Financial Advisor (FA) ran the following article highlighting the several industry trade groups, including NAFA, who jointly signed the letter opposing the Massachusetts fiduciary proposal.

January 7, 2020

If there is one thing the broker-dealer and insurance industries can agree on it’s this: They don’t like the broad-based Massachusetts fiduciary proposal, which would blanket their respective industries with a fiduciary standard they’ve been successful in avoiding up until now.

Yesterday, 12 brokerage and insurance trade groups, including the Securities Industry and Financial Markets Association and the Financial Services Institute, submitted a joint letter to Massachusetts Secretary of the Commonwealth William Galvin explaining why he shouldn’t implement his fiduciary rule.

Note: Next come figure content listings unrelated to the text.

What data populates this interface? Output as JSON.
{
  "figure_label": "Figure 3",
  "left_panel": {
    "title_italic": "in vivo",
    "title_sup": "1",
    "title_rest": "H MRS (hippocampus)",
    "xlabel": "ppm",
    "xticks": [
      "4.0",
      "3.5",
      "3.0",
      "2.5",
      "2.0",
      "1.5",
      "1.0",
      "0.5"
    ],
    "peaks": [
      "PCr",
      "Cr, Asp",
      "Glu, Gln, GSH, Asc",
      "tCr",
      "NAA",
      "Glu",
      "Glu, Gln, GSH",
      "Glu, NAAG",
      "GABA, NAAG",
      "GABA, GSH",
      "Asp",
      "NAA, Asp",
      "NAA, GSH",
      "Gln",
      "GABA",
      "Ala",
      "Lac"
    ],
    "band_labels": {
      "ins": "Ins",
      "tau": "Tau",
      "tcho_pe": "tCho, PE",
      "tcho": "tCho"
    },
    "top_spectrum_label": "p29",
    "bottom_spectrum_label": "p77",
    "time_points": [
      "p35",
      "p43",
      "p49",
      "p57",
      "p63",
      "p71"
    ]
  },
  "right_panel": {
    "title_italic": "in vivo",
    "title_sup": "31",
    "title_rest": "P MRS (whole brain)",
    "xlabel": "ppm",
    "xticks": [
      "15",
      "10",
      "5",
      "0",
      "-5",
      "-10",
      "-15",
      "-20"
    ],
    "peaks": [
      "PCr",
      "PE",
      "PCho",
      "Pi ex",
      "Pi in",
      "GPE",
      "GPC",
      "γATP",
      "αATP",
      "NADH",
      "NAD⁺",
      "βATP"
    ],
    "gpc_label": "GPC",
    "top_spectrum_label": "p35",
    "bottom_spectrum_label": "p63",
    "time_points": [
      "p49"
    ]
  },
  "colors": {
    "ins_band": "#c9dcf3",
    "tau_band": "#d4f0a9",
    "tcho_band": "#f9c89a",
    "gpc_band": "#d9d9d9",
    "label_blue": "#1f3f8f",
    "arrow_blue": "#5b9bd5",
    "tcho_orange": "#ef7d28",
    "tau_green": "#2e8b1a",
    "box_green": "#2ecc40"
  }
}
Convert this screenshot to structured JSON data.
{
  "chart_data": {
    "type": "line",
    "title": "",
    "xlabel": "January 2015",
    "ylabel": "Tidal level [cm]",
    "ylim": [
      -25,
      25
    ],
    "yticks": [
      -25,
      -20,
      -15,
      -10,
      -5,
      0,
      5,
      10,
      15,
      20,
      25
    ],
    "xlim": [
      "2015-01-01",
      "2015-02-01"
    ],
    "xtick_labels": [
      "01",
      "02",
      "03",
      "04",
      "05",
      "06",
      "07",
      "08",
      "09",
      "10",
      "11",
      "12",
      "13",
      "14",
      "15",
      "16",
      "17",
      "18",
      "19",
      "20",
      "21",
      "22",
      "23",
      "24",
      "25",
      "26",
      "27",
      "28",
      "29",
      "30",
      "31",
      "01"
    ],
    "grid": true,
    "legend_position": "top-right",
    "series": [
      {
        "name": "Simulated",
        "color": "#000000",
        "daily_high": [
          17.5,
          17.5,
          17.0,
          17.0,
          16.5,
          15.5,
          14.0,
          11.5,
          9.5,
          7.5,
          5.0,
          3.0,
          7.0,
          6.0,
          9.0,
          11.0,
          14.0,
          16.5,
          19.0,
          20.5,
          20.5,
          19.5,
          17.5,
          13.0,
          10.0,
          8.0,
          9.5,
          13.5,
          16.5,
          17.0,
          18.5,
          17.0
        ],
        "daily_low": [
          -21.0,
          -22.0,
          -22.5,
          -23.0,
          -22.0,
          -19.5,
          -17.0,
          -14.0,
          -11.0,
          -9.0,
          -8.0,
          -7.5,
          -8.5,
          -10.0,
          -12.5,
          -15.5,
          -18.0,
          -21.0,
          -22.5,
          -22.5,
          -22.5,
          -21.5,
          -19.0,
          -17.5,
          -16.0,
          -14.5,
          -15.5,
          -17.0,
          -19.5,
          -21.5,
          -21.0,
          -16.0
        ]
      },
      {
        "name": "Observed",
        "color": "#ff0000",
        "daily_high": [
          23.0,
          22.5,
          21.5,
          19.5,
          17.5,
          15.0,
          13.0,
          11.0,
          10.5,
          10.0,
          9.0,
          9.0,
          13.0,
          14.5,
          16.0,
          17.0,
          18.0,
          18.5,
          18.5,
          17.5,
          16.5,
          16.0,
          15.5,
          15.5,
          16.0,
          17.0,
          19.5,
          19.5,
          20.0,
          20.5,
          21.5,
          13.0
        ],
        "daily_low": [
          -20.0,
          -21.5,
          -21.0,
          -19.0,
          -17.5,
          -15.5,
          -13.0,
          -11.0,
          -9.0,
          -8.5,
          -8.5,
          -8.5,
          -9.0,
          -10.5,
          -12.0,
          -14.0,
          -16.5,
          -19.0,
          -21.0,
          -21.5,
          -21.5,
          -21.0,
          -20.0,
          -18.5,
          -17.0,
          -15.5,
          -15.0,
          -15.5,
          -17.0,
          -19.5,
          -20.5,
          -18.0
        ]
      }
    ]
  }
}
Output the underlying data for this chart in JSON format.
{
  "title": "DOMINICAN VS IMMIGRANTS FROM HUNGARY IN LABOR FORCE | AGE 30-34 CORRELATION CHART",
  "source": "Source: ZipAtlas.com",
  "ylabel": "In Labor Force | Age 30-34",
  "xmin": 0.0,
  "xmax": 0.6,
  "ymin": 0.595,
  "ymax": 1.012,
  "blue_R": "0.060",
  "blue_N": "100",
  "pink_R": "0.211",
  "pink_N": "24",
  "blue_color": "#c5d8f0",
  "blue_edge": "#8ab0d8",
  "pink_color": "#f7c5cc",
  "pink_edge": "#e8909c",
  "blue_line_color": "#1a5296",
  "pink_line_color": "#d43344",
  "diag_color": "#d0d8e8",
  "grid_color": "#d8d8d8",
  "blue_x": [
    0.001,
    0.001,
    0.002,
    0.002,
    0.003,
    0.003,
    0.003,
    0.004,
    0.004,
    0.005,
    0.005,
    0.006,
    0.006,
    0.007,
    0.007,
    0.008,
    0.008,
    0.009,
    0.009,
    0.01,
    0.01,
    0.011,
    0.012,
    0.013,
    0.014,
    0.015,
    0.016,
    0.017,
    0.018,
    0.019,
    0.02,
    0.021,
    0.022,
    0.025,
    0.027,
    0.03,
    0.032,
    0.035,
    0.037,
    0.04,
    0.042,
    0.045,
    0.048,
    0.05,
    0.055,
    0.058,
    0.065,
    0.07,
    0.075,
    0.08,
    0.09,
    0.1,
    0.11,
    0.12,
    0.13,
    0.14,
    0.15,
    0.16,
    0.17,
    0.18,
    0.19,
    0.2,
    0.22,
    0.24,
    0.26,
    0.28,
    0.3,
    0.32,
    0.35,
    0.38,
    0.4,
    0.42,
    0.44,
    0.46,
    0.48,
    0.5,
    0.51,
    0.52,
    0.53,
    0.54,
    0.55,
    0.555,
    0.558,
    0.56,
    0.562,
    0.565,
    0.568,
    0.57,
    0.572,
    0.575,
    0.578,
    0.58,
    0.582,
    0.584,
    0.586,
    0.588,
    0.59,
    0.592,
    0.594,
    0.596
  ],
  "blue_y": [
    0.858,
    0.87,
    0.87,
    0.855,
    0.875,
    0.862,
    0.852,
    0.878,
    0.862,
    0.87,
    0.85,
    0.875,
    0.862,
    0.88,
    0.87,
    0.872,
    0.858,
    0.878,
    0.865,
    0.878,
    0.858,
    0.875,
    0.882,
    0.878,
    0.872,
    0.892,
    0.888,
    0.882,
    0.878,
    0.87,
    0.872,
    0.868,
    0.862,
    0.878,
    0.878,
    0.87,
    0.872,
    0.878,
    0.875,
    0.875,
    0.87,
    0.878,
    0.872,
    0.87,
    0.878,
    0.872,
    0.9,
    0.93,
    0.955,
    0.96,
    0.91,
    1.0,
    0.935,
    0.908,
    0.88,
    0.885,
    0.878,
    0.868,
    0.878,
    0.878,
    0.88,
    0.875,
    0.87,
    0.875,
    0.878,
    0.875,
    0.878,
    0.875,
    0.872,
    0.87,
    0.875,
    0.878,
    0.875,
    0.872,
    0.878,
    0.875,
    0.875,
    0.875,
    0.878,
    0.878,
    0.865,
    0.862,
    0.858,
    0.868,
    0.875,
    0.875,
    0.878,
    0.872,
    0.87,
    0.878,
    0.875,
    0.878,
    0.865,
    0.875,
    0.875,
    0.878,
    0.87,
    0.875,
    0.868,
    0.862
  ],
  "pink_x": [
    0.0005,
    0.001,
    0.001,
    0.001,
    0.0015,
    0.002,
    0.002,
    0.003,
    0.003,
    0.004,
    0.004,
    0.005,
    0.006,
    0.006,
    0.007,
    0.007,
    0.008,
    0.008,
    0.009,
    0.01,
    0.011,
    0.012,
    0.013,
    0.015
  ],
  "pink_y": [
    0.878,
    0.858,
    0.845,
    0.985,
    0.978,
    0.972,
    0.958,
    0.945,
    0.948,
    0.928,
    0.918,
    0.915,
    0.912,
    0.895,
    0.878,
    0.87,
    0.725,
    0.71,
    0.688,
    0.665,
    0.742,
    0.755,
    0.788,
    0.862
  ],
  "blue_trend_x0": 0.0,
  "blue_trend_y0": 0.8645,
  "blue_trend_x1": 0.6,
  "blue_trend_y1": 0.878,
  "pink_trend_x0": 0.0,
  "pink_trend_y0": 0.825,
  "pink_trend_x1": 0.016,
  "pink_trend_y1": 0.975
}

A number of executives from the trade groups are also voiced their opposition at a hearing today on the proposal, which would “deem it an unethical or dishonest conduct or practice for a broker-dealer, agent, investment adviser, or investment adviser representative registered required to be registered in Massachusetts to fail to act in accordance with a fiduciary duty to any customer or client.”

Sifma president and CEO Kenneth E. Bentsen, Jr. argued in testimony at the hearing that Massachusetts should defer to the Securities and Exchange Commission’s Regulation Best Interest, which goes into effect in June. The SEC rule, however, expressly does not impose a fiduciary standard on brokers or agents.

He asked that Massachusetts delay any decision making until after Reg BI is fully implemented and the SEC, Finra, and Massachusetts and other state regulators have the chance to examine firms for compliance.